De heer Elias (VVD):

Voorzitter. Laat ik beginnen met het danken van de Staatssecretaris voor de antwoorden in de wat hectische eerste termijn van vorige week. Dank aan de collega's om mij te laten aftrappen, zodat ik straks kan voorzitten. Het wordt een lange avond. Ik zal het kort houden, hier en beneden in de plenaire zaal ook.

Mijn fractie is blij met de toezegging over een Actal-scan met betrekking tot de regeldruk op Schiphol. We zijn ervan overtuigd dat hier nog grote stappen te zetten zijn en zien de resultaten graag tegemoet.

Ik kom op bouwen en wonen rond Schiphol. Bij de behandeling van het nieuwe normen- en handhavingsstelsel is door mijn collega Visser in de wet geamendeerd dat er door de Omgevingsraad Schiphol niet in bestaande bevoegdheden van overheden wordt getreden. Reden waarom de ORS zich dan ook niet met de ruimtelijke ordening rondom de luchthaven zou moeten bemoeien. Graag een reactie op specifiek dit punt.

Vorige week begreep ik dat de voor de regio zo belangrijke knelpunten als Zwanenburg en Rijsenhout pas per 1 januari zouden worden opgelost in plaats van nu. Wat ons betreft moet het sneller. Als ik goed ben geïnformeerd, heeft de Staatssecretaris hierover zeer recentelijk bestuurlijk overleg gevoerd, waarover zij ons ter zake goed nieuws te melden zou kunnen hebben. Ik nodig haar graag uit dat te doen.

Ik herhaal mijn oproep om binnen de bestaande kaders moderne en milieuvriendelijke vliegtuigen zo veel mogelijk op commercieel aantrekkelijke banen te laten vliegen en het gebruik van de Polderbaan met het bijbehorende eindeloze taxiën te beperken. Kan de Staatssecretaris ons voor half september laten weten welke mogelijkheden zij hiervoor ziet? Mag ik haar dringend verzoeken om daarbij uit te gaan van het halfvolle en niet a priori van het halflege glas?

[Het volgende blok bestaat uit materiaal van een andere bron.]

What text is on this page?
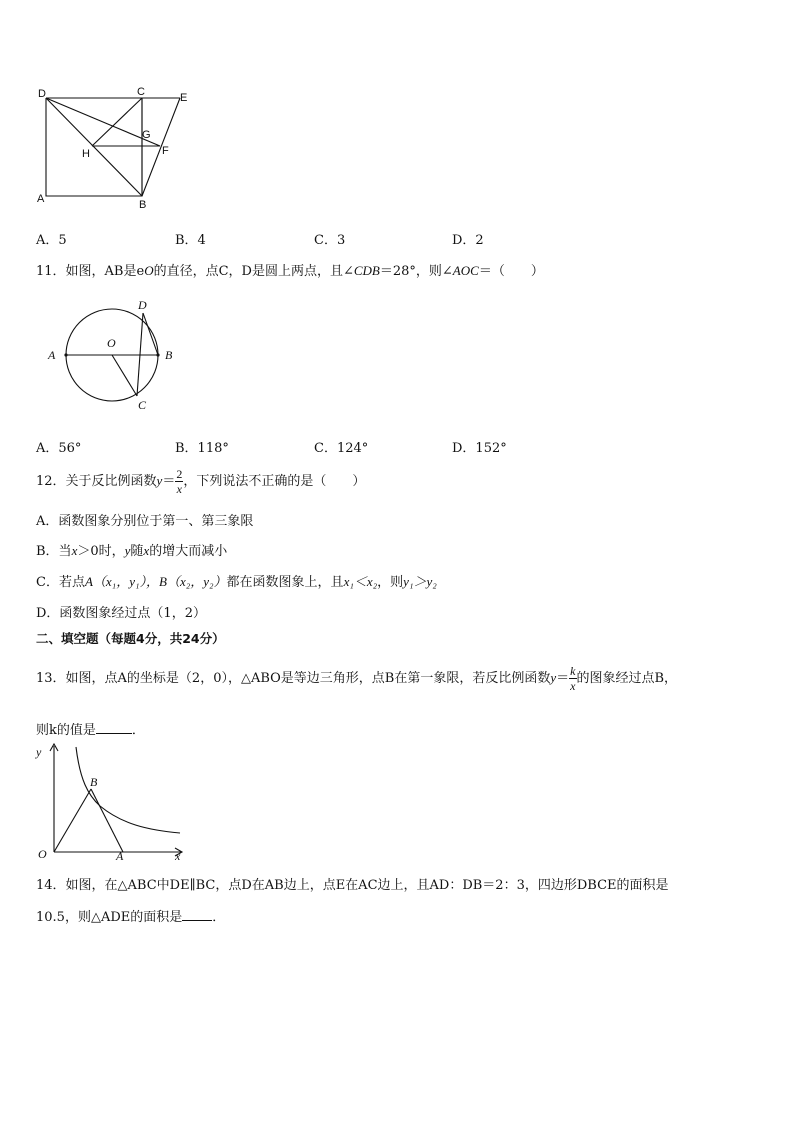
D	C	E
G
H	F
A	B
A．5	B．4	C．3	D．2
11．如图，AB是eO的直径，点C，D是圆上两点，且∠CDB＝28°，则∠AOC＝（　　）
A
O
B
C
D
A．56°	B．118°	C．124°	D．152°
12．关于反比例函数$y= \frac{2}{x}$ ，下列说法不正确的是（　　）
A．函数图象分别位于第一、第三象限
B．当x＞0时，y随x的增大而减小
C．若点A（x₁，y₁），B（x₂，y₂）都在函数图象上，且x₁＜x₂，则y₁＞y₂
D．函数图象经过点（1，2）
二、填空题（每题4分，共24分）
13．如图，点A的坐标是（2，0），△ABO是等边三角形，点B在第一象限，若反比例函数$y= \frac{k}{x}$ 的图象经过点B，
则k的值是	．
y
B
O	A	x
14．如图，在△ABC中DE∥BC，点D在AB边上，点E在AC边上，且AD：DB＝2：3，四边形DBCE的面积是
10.5，则△ADE的面积是 ．
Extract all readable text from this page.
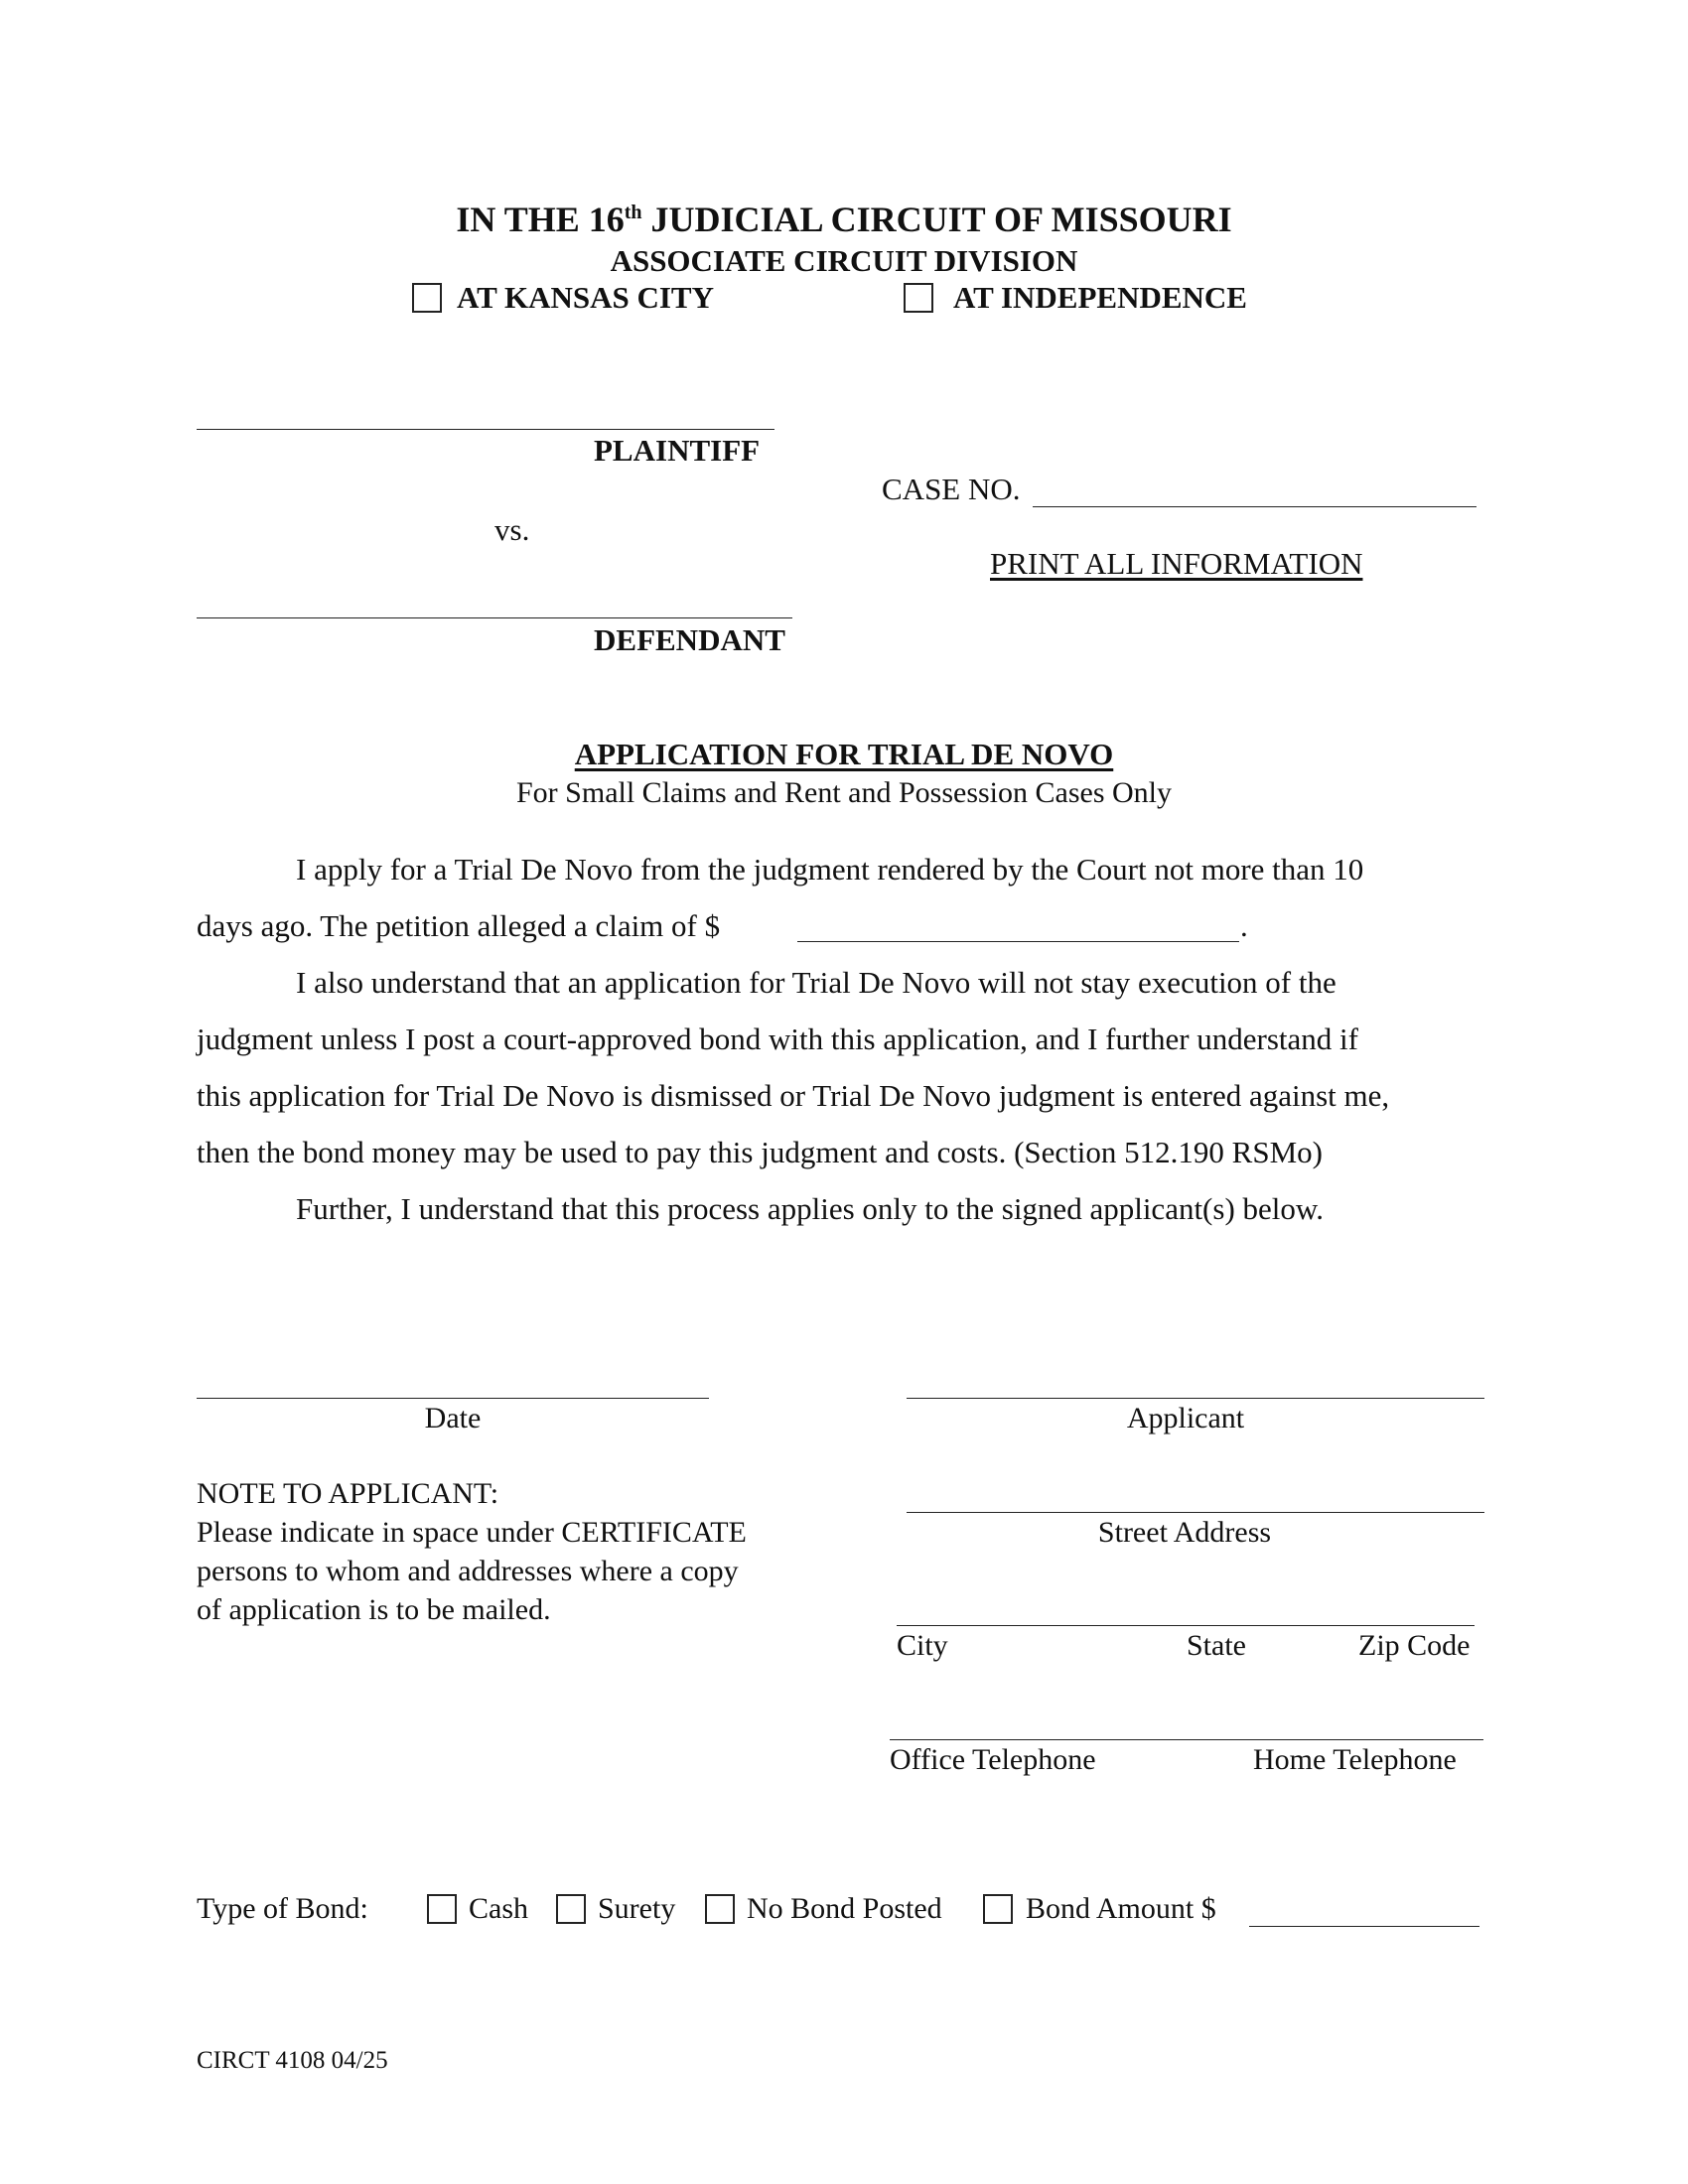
IN THE 16th JUDICIAL CIRCUIT OF MISSOURI
ASSOCIATE CIRCUIT DIVISION
AT KANSAS CITY	AT INDEPENDENCE
PLAINTIFF
CASE NO.
vs.
PRINT ALL INFORMATION
DEFENDANT
APPLICATION FOR TRIAL DE NOVO
For Small Claims and Rent and Possession Cases Only
I apply for a Trial De Novo from the judgment rendered by the Court not more than 10
days ago. The petition alleged a claim of $	.
I also understand that an application for Trial De Novo will not stay execution of the
judgment unless I post a court-approved bond with this application, and I further understand if
this application for Trial De Novo is dismissed or Trial De Novo judgment is entered against me,
then the bond money may be used to pay this judgment and costs. (Section 512.190 RSMo)
Further, I understand that this process applies only to the signed applicant(s) below.
Date	Applicant
NOTE TO APPLICANT:
Please indicate in space under CERTIFICATE
persons to whom and addresses where a copy
of application is to be mailed.
Street Address
City	State	Zip Code
Office Telephone	Home Telephone
Type of Bond:	Cash Surety No Bond Posted	Bond Amount $
CIRCT 4108 04/25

Tot zover, voorzitter. Met excuses dat ik de antwoorden en de inbreng van de collegae niet zelf kan beluisteren, maar uiteraard luistert mijn onvolprezen medewerker wel mee.

De voorzitter:

Waarvan akte. Ik dank u zeer en wens u succes bij het leiden van de vergadering. We zien uw daadkracht aldaar tegemoet. De heer Van Helvert heeft mij ook gevraagd om wat eerder te mogen spreken, omdat hij om 16.05 uur weg moet. Ik sta dat natuurlijk toe, mits de collega's daarmee akkoord gaan. Ik zie heel minnelijke blikken, dus dat lijkt mij uitstekend mogelijk.

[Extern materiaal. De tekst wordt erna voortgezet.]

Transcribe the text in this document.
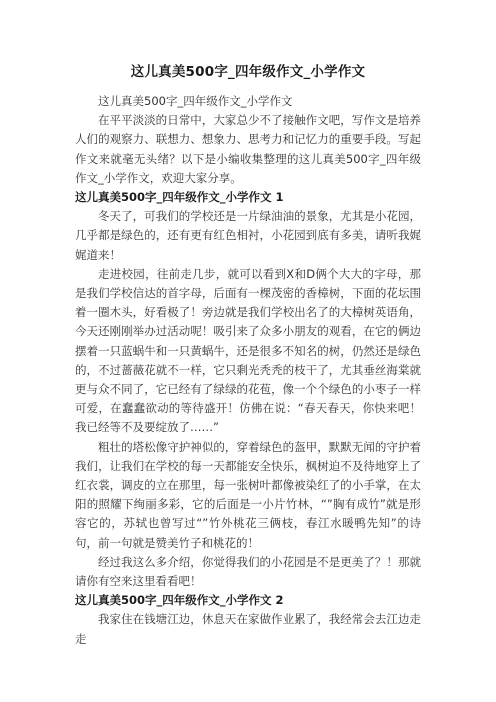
这儿真美500字_四年级作文_小学作文

这儿真美500字_四年级作文_小学作文

在平平淡淡的日常中，大家总少不了接触作文吧，写作文是培养人们的观察力、联想力、想象力、思考力和记忆力的重要手段。写起作文来就毫无头绪？以下是小编收集整理的这儿真美500字_四年级作文_小学作文，欢迎大家分享。

这儿真美500字_四年级作文_小学作文 1

冬天了，可我们的学校还是一片绿油油的景象，尤其是小花园，几乎都是绿色的，还有更有红色相衬，小花园到底有多美，请听我娓娓道来！

走进校园，往前走几步，就可以看到X和D俩个大大的字母，那是我们学校信达的首字母，后面有一棵茂密的香樟树，下面的花坛围着一圈木头，好看极了！旁边就是我们学校出名了的大樟树英语角，今天还刚刚举办过活动呢！吸引来了众多小朋友的观看，在它的俩边摆着一只蓝蜗牛和一只黄蜗牛，还是很多不知名的树，仍然还是绿色的，不过蔷薇花就不一样，它只剩光秃秃的枝干了，尤其垂丝海棠就更与众不同了，它已经有了绿绿的花苞，像一个个绿色的小枣子一样可爱，在蠢蠢欲动的等待盛开！仿佛在说：“春天春天，你快来吧！我已经等不及要绽放了……”

粗壮的塔松像守护神似的，穿着绿色的盔甲，默默无闻的守护着我们，让我们在学校的每一天都能安全快乐，枫树迫不及待地穿上了红衣裳，调皮的立在那里，每一张树叶都像被染红了的小手掌，在太阳的照耀下绚丽多彩，它的后面是一小片竹林，“”胸有成竹”就是形容它的，苏轼也曾写过“”竹外桃花三俩枝，春江水暖鸭先知”的诗句，前一句就是赞美竹子和桃花的！

经过我这么多介绍，你觉得我们的小花园是不是更美了？！那就请你有空来这里看看吧！

这儿真美500字_四年级作文_小学作文 2

我家住在钱塘江边，休息天在家做作业累了，我经常会去江边走走
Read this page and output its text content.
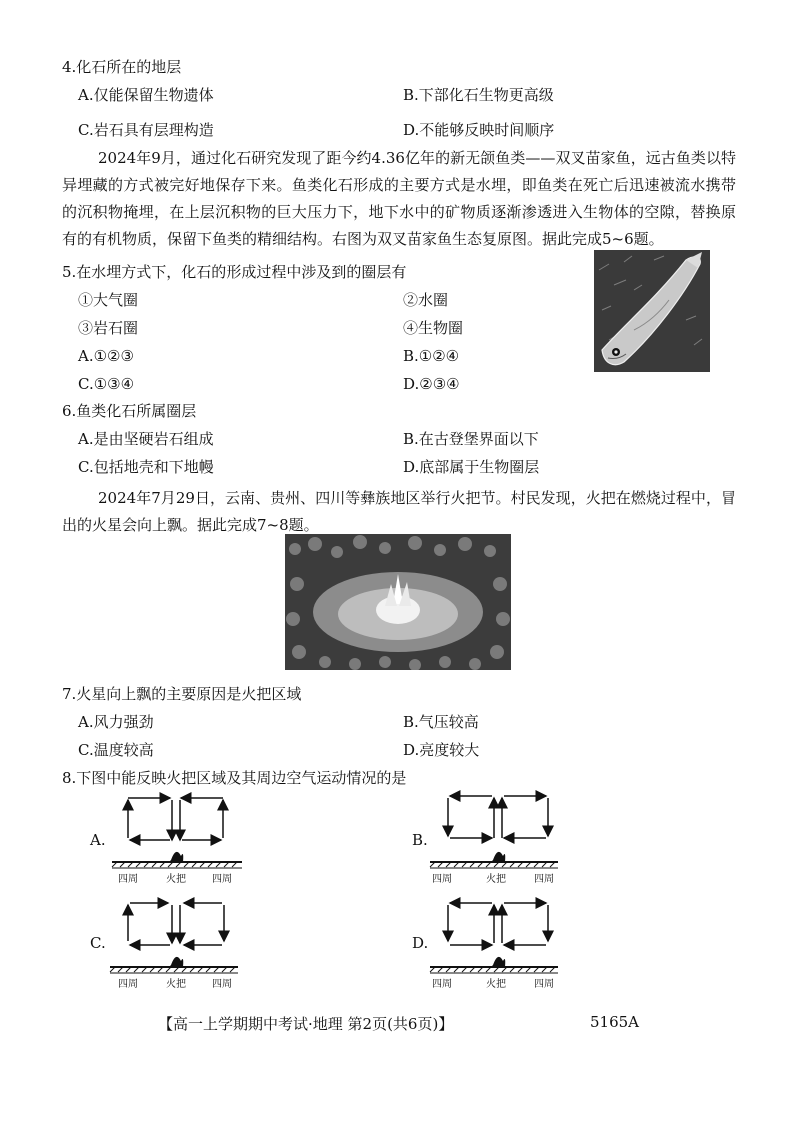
4.化石所在的地层
A.仅能保留生物遗体	B.下部化石生物更高级
C.岩石具有层理构造	D.不能够反映时间顺序
2024年9月，通过化石研究发现了距今约4.36亿年的新无颌鱼类——双叉苗家鱼，远古鱼类以特异埋藏的方式被完好地保存下来。鱼类化石形成的主要方式是水埋，即鱼类在死亡后迅速被流水携带的沉积物掩埋，在上层沉积物的巨大压力下，地下水中的矿物质逐渐渗透进入生物体的空隙，替换原有的有机物质，保留下鱼类的精细结构。右图为双叉苗家鱼生态复原图。据此完成5~6题。
5.在水埋方式下，化石的形成过程中涉及到的圈层有
①大气圈	②水圈
③岩石圈	④生物圈
A.①②③	B.①②④
C.①③④	D.②③④
6.鱼类化石所属圈层
A.是由坚硬岩石组成	B.在古登堡界面以下
C.包括地壳和下地幔	D.底部属于生物圈层
2024年7月29日，云南、贵州、四川等彝族地区举行火把节。村民发现，火把在燃烧过程中，冒出的火星会向上飘。据此完成7~8题。
7.火星向上飘的主要原因是火把区域
A.风力强劲	B.气压较高
C.温度较高	D.亮度较大
8.下图中能反映火把区域及其周边空气运动情况的是
A.
四周	火把	四周
B.
四周	火把	四周
C.
四周	火把	四周
D.
四周	火把	四周
【高一上学期期中考试·地理 第2页(共6页)】	5165A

De heer Van Helvert (CDA):

Ik dank de lieve collega's dat ze mij toestaan om eerder te spreken op deze drukke donderdag. Dank dat het is gelukt om de tweede termijn goed te organiseren.

Voorzitter. We wilden een actieagenda. Onze kritiek was dat die actie behoorlijk tegenviel. De Staatssecretaris zei vorige week: we doen hartstikke veel; wat een actie, nog veel meer dan mijn oudoom Troelstra heeft meegemaakt. Ze noemde een aantal dingen. Laat ik die erelijst even langslopen. 12 miljoen voor infra. Dat is hartstikke mooi, maar het gaat om wegen rond Schiphol. We gaan vliegen met biofuels. Hartstikke mooi, maar dat werd in 2012 ook al beloofd. 250 miljoen voor station Schiphol. Volgens mij houdt dat verband met het ERTMS. Geluidsisolatie en planschade hoeven de airlines niet meer te betalen. Nogal logisch, dat hebben ze al afbetaald.

Ik vond de actiepunten eigenlijk een beetje nepactiepunten. Tijdens het rondetafelgesprek, waarbij alle partners aanwezig waren, ging het om twee dingen: securitykosten en een visie op de toekomst van Schiphol, waarbij ruimte is voor én de groeiende markt van point-to-pointverkeer én de netwerkfunctie. Juist op die twee punten komt het kabinet met niets. Over de securitykosten heeft de Staatssecretaris gezegd: ik heb nu geen geld maar ik wil er wel eens naar gaan kijken. Dat zeiden we naar aanleiding van de Luchtvaartnota ook al. Over de visie op de toekomst van Schiphol zegt de Staatssecretaris: dat moet Schiphol vooral zelf bekijken.

De voorzitter:

Mijnheer Van Helvert, ik geef u in het kader van uw eigen algemene beschouwingen aan dat u nog een halve minuut hebt.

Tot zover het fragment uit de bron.